UWV waarschuwt werkgevers dat al begin 2020 de eerste organisaties worden afgesloten van de oude inlogmethode voor het werkgeversportaal. Heeft een organisatie nog geen eHerkenning geregeld, dan wordt het werkgeversportaal van UWV dus al heel snel volledig onbereikbaar.

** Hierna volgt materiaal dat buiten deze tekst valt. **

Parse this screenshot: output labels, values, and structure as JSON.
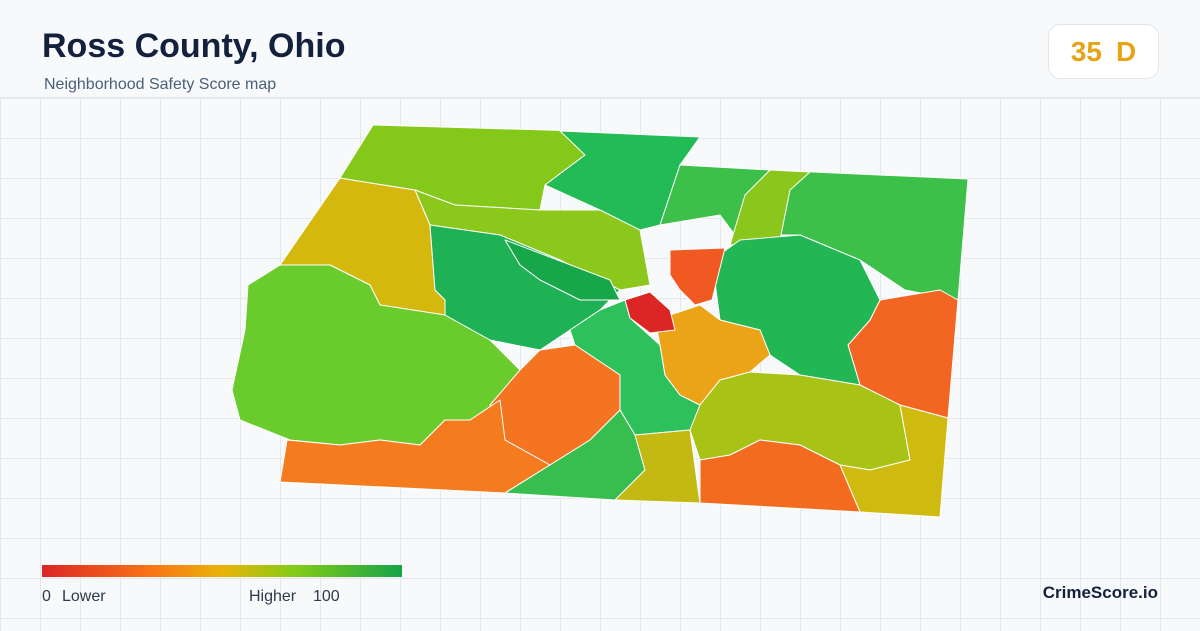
{
  "header": {
    "title": "Ross County, Ohio",
    "subtitle": "Neighborhood Safety Score map"
  },
  "badge": {
    "score": 35,
    "grade": "D"
  },
  "legend": {
    "min": 0,
    "min_label": "Lower",
    "max_label": "Higher",
    "max": 100
  },
  "brand": "CrimeScore.io"
}
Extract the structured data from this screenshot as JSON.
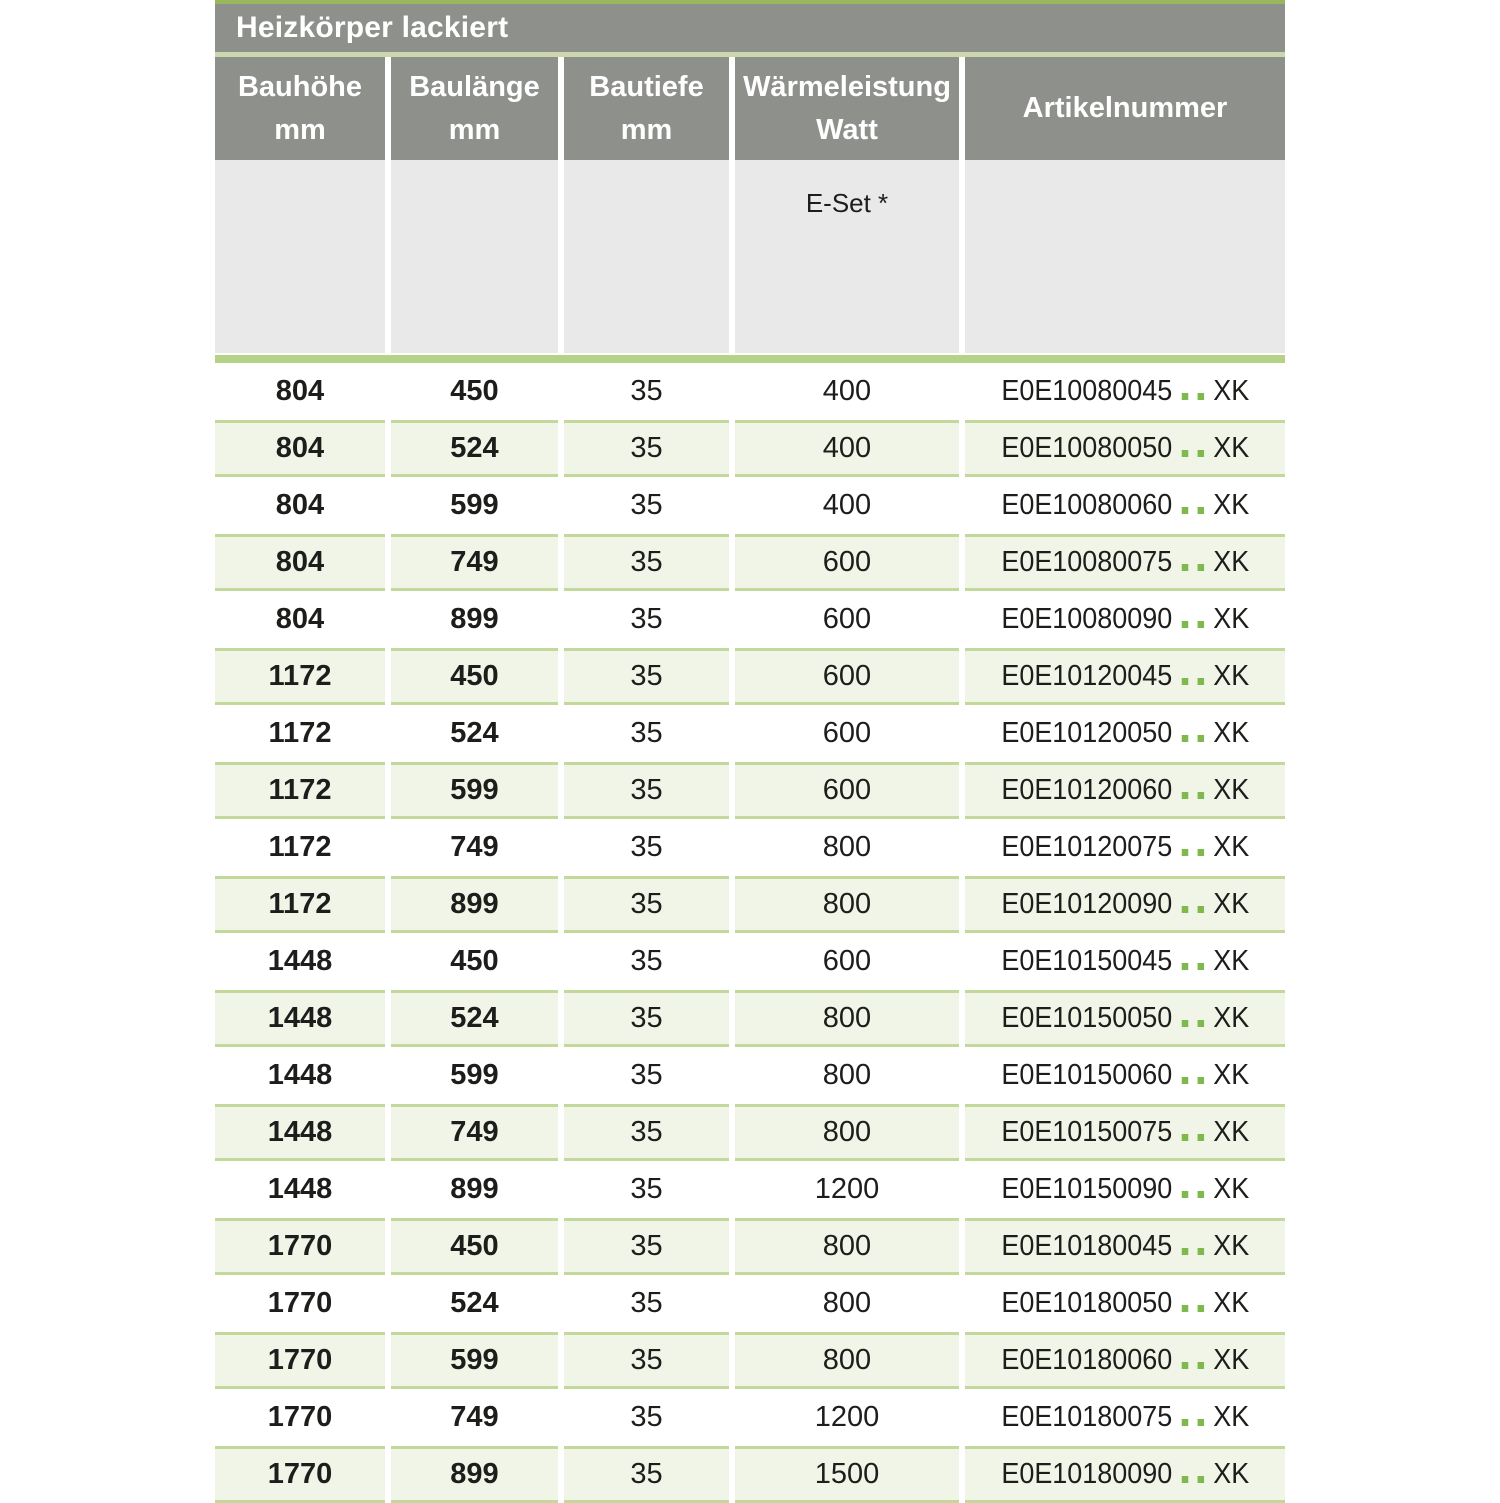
{
  "page": {
    "title_bar": "Heizkörper lackiert"
  },
  "table": {
    "columns": [
      {
        "label": "Bauhöhe",
        "unit": "mm"
      },
      {
        "label": "Baulänge",
        "unit": "mm"
      },
      {
        "label": "Bautiefe",
        "unit": "mm"
      },
      {
        "label": "Wärmeleistung",
        "unit": "Watt"
      },
      {
        "label": "Artikelnummer",
        "unit": ""
      }
    ],
    "subheader_note": "E-Set *",
    "rows": [
      {
        "bauhoehe_mm": "804",
        "baulaenge_mm": "450",
        "bautiefe_mm": "35",
        "waermeleistung_watt": "400",
        "artikel_prefix": "E0E10080045",
        "artikel_dots": "..",
        "artikel_suffix": "XK"
      },
      {
        "bauhoehe_mm": "804",
        "baulaenge_mm": "524",
        "bautiefe_mm": "35",
        "waermeleistung_watt": "400",
        "artikel_prefix": "E0E10080050",
        "artikel_dots": "..",
        "artikel_suffix": "XK"
      },
      {
        "bauhoehe_mm": "804",
        "baulaenge_mm": "599",
        "bautiefe_mm": "35",
        "waermeleistung_watt": "400",
        "artikel_prefix": "E0E10080060",
        "artikel_dots": "..",
        "artikel_suffix": "XK"
      },
      {
        "bauhoehe_mm": "804",
        "baulaenge_mm": "749",
        "bautiefe_mm": "35",
        "waermeleistung_watt": "600",
        "artikel_prefix": "E0E10080075",
        "artikel_dots": "..",
        "artikel_suffix": "XK"
      },
      {
        "bauhoehe_mm": "804",
        "baulaenge_mm": "899",
        "bautiefe_mm": "35",
        "waermeleistung_watt": "600",
        "artikel_prefix": "E0E10080090",
        "artikel_dots": "..",
        "artikel_suffix": "XK"
      },
      {
        "bauhoehe_mm": "1172",
        "baulaenge_mm": "450",
        "bautiefe_mm": "35",
        "waermeleistung_watt": "600",
        "artikel_prefix": "E0E10120045",
        "artikel_dots": "..",
        "artikel_suffix": "XK"
      },
      {
        "bauhoehe_mm": "1172",
        "baulaenge_mm": "524",
        "bautiefe_mm": "35",
        "waermeleistung_watt": "600",
        "artikel_prefix": "E0E10120050",
        "artikel_dots": "..",
        "artikel_suffix": "XK"
      },
      {
        "bauhoehe_mm": "1172",
        "baulaenge_mm": "599",
        "bautiefe_mm": "35",
        "waermeleistung_watt": "600",
        "artikel_prefix": "E0E10120060",
        "artikel_dots": "..",
        "artikel_suffix": "XK"
      },
      {
        "bauhoehe_mm": "1172",
        "baulaenge_mm": "749",
        "bautiefe_mm": "35",
        "waermeleistung_watt": "800",
        "artikel_prefix": "E0E10120075",
        "artikel_dots": "..",
        "artikel_suffix": "XK"
      },
      {
        "bauhoehe_mm": "1172",
        "baulaenge_mm": "899",
        "bautiefe_mm": "35",
        "waermeleistung_watt": "800",
        "artikel_prefix": "E0E10120090",
        "artikel_dots": "..",
        "artikel_suffix": "XK"
      },
      {
        "bauhoehe_mm": "1448",
        "baulaenge_mm": "450",
        "bautiefe_mm": "35",
        "waermeleistung_watt": "600",
        "artikel_prefix": "E0E10150045",
        "artikel_dots": "..",
        "artikel_suffix": "XK"
      },
      {
        "bauhoehe_mm": "1448",
        "baulaenge_mm": "524",
        "bautiefe_mm": "35",
        "waermeleistung_watt": "800",
        "artikel_prefix": "E0E10150050",
        "artikel_dots": "..",
        "artikel_suffix": "XK"
      },
      {
        "bauhoehe_mm": "1448",
        "baulaenge_mm": "599",
        "bautiefe_mm": "35",
        "waermeleistung_watt": "800",
        "artikel_prefix": "E0E10150060",
        "artikel_dots": "..",
        "artikel_suffix": "XK"
      },
      {
        "bauhoehe_mm": "1448",
        "baulaenge_mm": "749",
        "bautiefe_mm": "35",
        "waermeleistung_watt": "800",
        "artikel_prefix": "E0E10150075",
        "artikel_dots": "..",
        "artikel_suffix": "XK"
      },
      {
        "bauhoehe_mm": "1448",
        "baulaenge_mm": "899",
        "bautiefe_mm": "35",
        "waermeleistung_watt": "1200",
        "artikel_prefix": "E0E10150090",
        "artikel_dots": "..",
        "artikel_suffix": "XK"
      },
      {
        "bauhoehe_mm": "1770",
        "baulaenge_mm": "450",
        "bautiefe_mm": "35",
        "waermeleistung_watt": "800",
        "artikel_prefix": "E0E10180045",
        "artikel_dots": "..",
        "artikel_suffix": "XK"
      },
      {
        "bauhoehe_mm": "1770",
        "baulaenge_mm": "524",
        "bautiefe_mm": "35",
        "waermeleistung_watt": "800",
        "artikel_prefix": "E0E10180050",
        "artikel_dots": "..",
        "artikel_suffix": "XK"
      },
      {
        "bauhoehe_mm": "1770",
        "baulaenge_mm": "599",
        "bautiefe_mm": "35",
        "waermeleistung_watt": "800",
        "artikel_prefix": "E0E10180060",
        "artikel_dots": "..",
        "artikel_suffix": "XK"
      },
      {
        "bauhoehe_mm": "1770",
        "baulaenge_mm": "749",
        "bautiefe_mm": "35",
        "waermeleistung_watt": "1200",
        "artikel_prefix": "E0E10180075",
        "artikel_dots": "..",
        "artikel_suffix": "XK"
      },
      {
        "bauhoehe_mm": "1770",
        "baulaenge_mm": "899",
        "bautiefe_mm": "35",
        "waermeleistung_watt": "1500",
        "artikel_prefix": "E0E10180090",
        "artikel_dots": "..",
        "artikel_suffix": "XK"
      }
    ]
  },
  "colors": {
    "header_gray": "#8e908c",
    "subheader_gray": "#e9e9e9",
    "green_top_line": "#97b65e",
    "green_under_title": "#ccd7af",
    "green_separator": "#b6d287",
    "row_green_bg": "#f1f5e8",
    "row_green_border": "#c3d89b",
    "accent_dot_green": "#7fb84c",
    "text_dark": "#1d1d1b",
    "header_text": "#ffffff"
  }
}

Veel werkgevers hebben de overstap naar eHerkenning nog niet gemaakt, terwijl dat per 1 november 2019 de enige inlogmethode is voor het werkgeversportaal. Volgens UWV heeft slechts 18,6% van de werkgevers al een keer met de nieuwe inlogmethode ingelogd. Toch wordt begin 2020 de oude inlogmethode voor de eerste accounts al afgesloten. Werkgevers die dan nog steeds geen eHerkenning geregeld hebben, kunnen in de problemen komen als zij het werkgeversportaal nodig hebben om hun zaken te regelen.

Werkgever kan in de problemen raken

Werkgevers kunnen problemen ondervinden als zij onverwacht gebruik moeten maken van het werkgeversportaal en daarbij een strakke deadline geldt. Dat geldt bijvoorbeeld voor het indienen van een bezwaar tegen een beschikking over een premie of een aanvraag voor een voorziening. Doordat de leveranciers van eHerkenning het erg druk hebben, kan het verwerken van een aanvraag enkele weken duren. De deadline voor het indienen van het bezwaar kan dan al verstreken zijn.

Ook werknemer kan de dupe worden

Ook werknemers kunnen er last van hebben als werkgevers hun zaken niet op orde hebben. Zij kunnen bijvoorbeeld voor de verstrekking van een uitkering afhankelijk zijn van de meldingen die hun werkgever moet doen via het werkgeversportaal. UWV wil voorkomen dat werknemers er de dupe van worden als hun werkgever geen eHerkenning aanvraagt en begint daarom begin 2020 met het dichtzetten van de oude inlogmethode. Daarbij zijn organisaties die eHerkenning hebben als eerste aan de beurt. Daarna volgen achtereenvolgens accounts die al twee jaar niet gebruikt zijn, kleine werkgevers, middelgrote werkgevers, intermediairs, eenmanszaken en grote werkgevers.

(Bron: Rendement)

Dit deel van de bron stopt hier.